Amina Dallahi is 10 years old. Like any 10 year old girl, she loves to dance and especially loves gymnastics. But like approximately 400,000 people living in the US, Amina has Down Syndrome. She is also a cancer survivor.
Amina started gymnastics at the age of 2 and was hooked from the beginning. Since people with Down Syndrome have decreased muscle tone, gymnastics was a perfect activity to increase muscle tone and improve coordination, core strength, spatial awareness, and balance, as well as foster social interaction amongst peers. People with Down Syndrome also have increased laxity in their joints, and while hyperflexibility is an advantage for Amina in gymnastics, it also causes difficulty with muscle stabilization. Because of this added laxity, Amina has frequent x-rays on her neck to ensure that there is no risk of injury to the spinal cord. In addition to physical challenges, people with Down Syndrome also experience cognitive and speech and language delays. Due to the cognitive challenges, Amina requires a one-on-one assistant in gymnastics. For the majority of her gymnastics career, Amina’s mother, Jeannie, was her aid, until Amina “expressed the desire to not have her mom come with her.” That’s when Jeanne trained Sam Lemay, a high school student and gymnastics teaching assistant, to work with her: “This has been a very successful model where Sam… can help keep Amina on track throughout the class and spot her whenever needed. Sam steps back whenever possible to give Amina as much independence as possible.”
But while gymnastics is Amina’s true passion, there was a time where her health kept her from the sport for two whole years. In 2008, just one month before Amina’s 4th birthday, she was diagnosed with Acute Lymphoblastic Leukemia, a diagnosis that stunned her family. “She had been healthy and thriving until one day she didn't want to walk,” her mother recalls, “at the time, her verbal skills were very limited so it was difficult to know what she was feeling.” Amina immediately began a chemotherapy treatment at Children’s Hospital Boston which lasted 25 months.

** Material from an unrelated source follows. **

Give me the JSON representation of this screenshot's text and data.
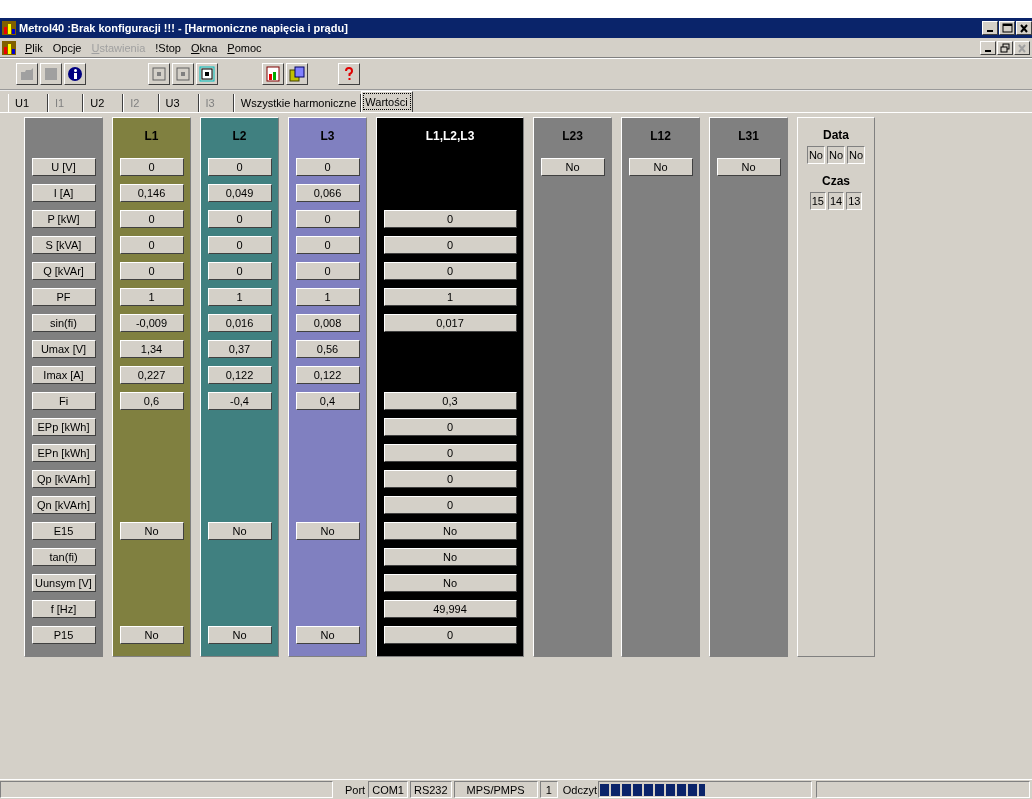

During that 25 months, Amina lost her hair, suffered serious infections due to the immune suppression caused by chemotherapy (including losing the lower right lobe of her lung), went through multiple blood transfusions, surgeries, spinal taps, and chemo infusions, required near daily oral chemo medication, and experienced painful side effects from the treatment. Amina missed a full year of school, and by her second year of treatment, was only returning to her preschool classroom when she felt well enough to go. Despite it all, Amina still attended private speech and physical therapy, and stayed fit by turning on her music at home and dancing. During the two years of her treatment, Amina did not do any gymnastics, but she loved it so much and desperately missed it. Jeannie Dallahi knew her daughter would be “back” when she returned to gymnastics, and in June 2010, Amina had her last chemotherapy treatment and celebrated her 6th birthday. That fall, she started kindergarten and made her triumphant return to the sport of gymnastics.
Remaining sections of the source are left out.